William R. Crowe, president of Tyler Junior College in Tyler, Texas, will become director of the Georgia Center for Continuing Education Conference Center and Hotel on Oct. 1. He succeeds Robert Leiter, who is retiring Sept. 19.
For the past 13 years, Crowe served as president of Tyler Junior College, which ranks among the top 50 fastest-growing community and junior colleges in the U.S. In the decade prior to becoming president, he held various administrative posts at TJC, including vice president for instruction and student services, dean of business and technology and dean of liberal arts.
TJC offers more than 100 degree and certificate programs including pre-professional training for health careers such as nursing, surgical technology and respiratory therapy. The college also provides more distance education classes than any college or university in Texas and is the original home of the Virtual College of Texas, a consortium of 50 community colleges that offer distance education opportunities.
TJC enrolls nearly 10,000 full- and part-time students in academic programs and more than 20,000 students in continuing education courses every year. The college also hosts more than 100,000 participants in non-college related special events and meetings annually.

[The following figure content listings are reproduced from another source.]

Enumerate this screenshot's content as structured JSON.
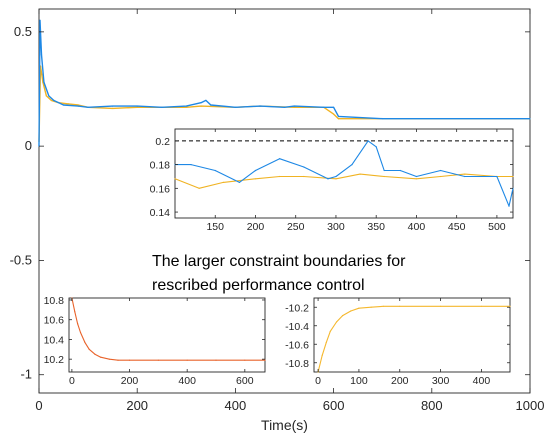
{
  "chart_data": [
    {
      "id": "main",
      "type": "line",
      "xlabel": "Time(s)",
      "ylabel": "",
      "xlim": [
        0,
        1000
      ],
      "ylim": [
        -1.08,
        0.6
      ],
      "xticks": [
        0,
        200,
        400,
        600,
        800,
        1000
      ],
      "yticks": [
        -1,
        -0.5,
        0,
        0.5
      ],
      "annotation": [
        "The larger constraint boundaries for",
        "rescribed performance control"
      ],
      "series": [
        {
          "color": "#F0B323",
          "x": [
            0,
            3,
            8,
            15,
            25,
            40,
            60,
            80,
            100,
            150,
            200,
            280,
            300,
            330,
            400,
            450,
            520,
            580,
            600,
            610,
            1000
          ],
          "y": [
            0.02,
            0.35,
            0.28,
            0.22,
            0.2,
            0.19,
            0.185,
            0.18,
            0.17,
            0.165,
            0.17,
            0.17,
            0.17,
            0.175,
            0.17,
            0.175,
            0.17,
            0.17,
            0.14,
            0.12,
            0.12
          ]
        },
        {
          "color": "#1E88E5",
          "x": [
            0,
            2,
            5,
            10,
            20,
            30,
            50,
            80,
            100,
            150,
            200,
            250,
            300,
            330,
            340,
            350,
            400,
            450,
            500,
            520,
            580,
            600,
            610,
            700,
            1000
          ],
          "y": [
            0.0,
            0.55,
            0.4,
            0.28,
            0.22,
            0.2,
            0.18,
            0.175,
            0.17,
            0.175,
            0.175,
            0.17,
            0.175,
            0.19,
            0.2,
            0.18,
            0.17,
            0.175,
            0.17,
            0.175,
            0.17,
            0.17,
            0.13,
            0.12,
            0.12
          ]
        }
      ]
    },
    {
      "id": "inset-zoom",
      "type": "line",
      "xlim": [
        100,
        520
      ],
      "ylim": [
        0.135,
        0.21
      ],
      "xticks": [
        150,
        200,
        250,
        300,
        350,
        400,
        450,
        500
      ],
      "yticks": [
        0.14,
        0.16,
        0.18,
        0.2
      ],
      "reference_line": {
        "y": 0.2,
        "style": "dashed",
        "color": "#000000"
      },
      "series": [
        {
          "color": "#F0B323",
          "x": [
            100,
            130,
            160,
            200,
            230,
            260,
            300,
            330,
            360,
            400,
            430,
            460,
            500,
            520
          ],
          "y": [
            0.168,
            0.16,
            0.165,
            0.168,
            0.17,
            0.17,
            0.168,
            0.172,
            0.17,
            0.168,
            0.17,
            0.172,
            0.17,
            0.17
          ]
        },
        {
          "color": "#1E88E5",
          "x": [
            100,
            120,
            150,
            180,
            200,
            230,
            260,
            290,
            300,
            320,
            340,
            350,
            360,
            380,
            400,
            430,
            460,
            500,
            515,
            520
          ],
          "y": [
            0.18,
            0.18,
            0.175,
            0.165,
            0.175,
            0.185,
            0.178,
            0.168,
            0.17,
            0.18,
            0.2,
            0.195,
            0.175,
            0.175,
            0.17,
            0.175,
            0.17,
            0.17,
            0.145,
            0.16
          ]
        }
      ]
    },
    {
      "id": "inset-left",
      "type": "line",
      "xlim": [
        -10,
        670
      ],
      "ylim": [
        10.07,
        10.82
      ],
      "xticks": [
        0,
        200,
        400,
        600
      ],
      "yticks": [
        10.2,
        10.4,
        10.6,
        10.8
      ],
      "series": [
        {
          "color": "#E8632B",
          "x": [
            0,
            10,
            20,
            30,
            45,
            60,
            80,
            100,
            130,
            160,
            200,
            300,
            400,
            500,
            600,
            670
          ],
          "y": [
            10.82,
            10.68,
            10.56,
            10.47,
            10.37,
            10.3,
            10.25,
            10.22,
            10.2,
            10.19,
            10.19,
            10.19,
            10.19,
            10.19,
            10.19,
            10.19
          ]
        }
      ]
    },
    {
      "id": "inset-right",
      "type": "line",
      "xlim": [
        -10,
        470
      ],
      "ylim": [
        -10.9,
        -10.1
      ],
      "xticks": [
        0,
        100,
        200,
        300,
        400
      ],
      "yticks": [
        -10.8,
        -10.6,
        -10.4,
        -10.2
      ],
      "series": [
        {
          "color": "#F5B82E",
          "x": [
            0,
            10,
            20,
            30,
            45,
            60,
            80,
            100,
            130,
            160,
            200,
            300,
            400,
            470
          ],
          "y": [
            -10.9,
            -10.72,
            -10.58,
            -10.46,
            -10.36,
            -10.29,
            -10.24,
            -10.21,
            -10.2,
            -10.19,
            -10.19,
            -10.19,
            -10.19,
            -10.19
          ]
        }
      ]
    }
  ]
}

“Bill has developed a strong combination of leadership skills during his highly successful career,” said Art Dunning, vice president for public service and outreach. “His experience in program development, fiscal oversight and customer service is critical for a leader of a public service unit and the Georgia Center in particular.”
When Crowe first became president of TJC, the college faced a financial crisis. He implemented new financial management practices that transformed the college’s bottom line from yearly deficits to annual surpluses exceeding $1 million. Within seven years, endowed funds also increased from less than $100,000 to more than $30 million and annual giving from less than $50,000 to more than $6.5 million.
As president, Crowe also oversaw extensive building renovations, the addition of new academic programs to meet local employer needs and the restructuring of the college’s administration to increase efficiency.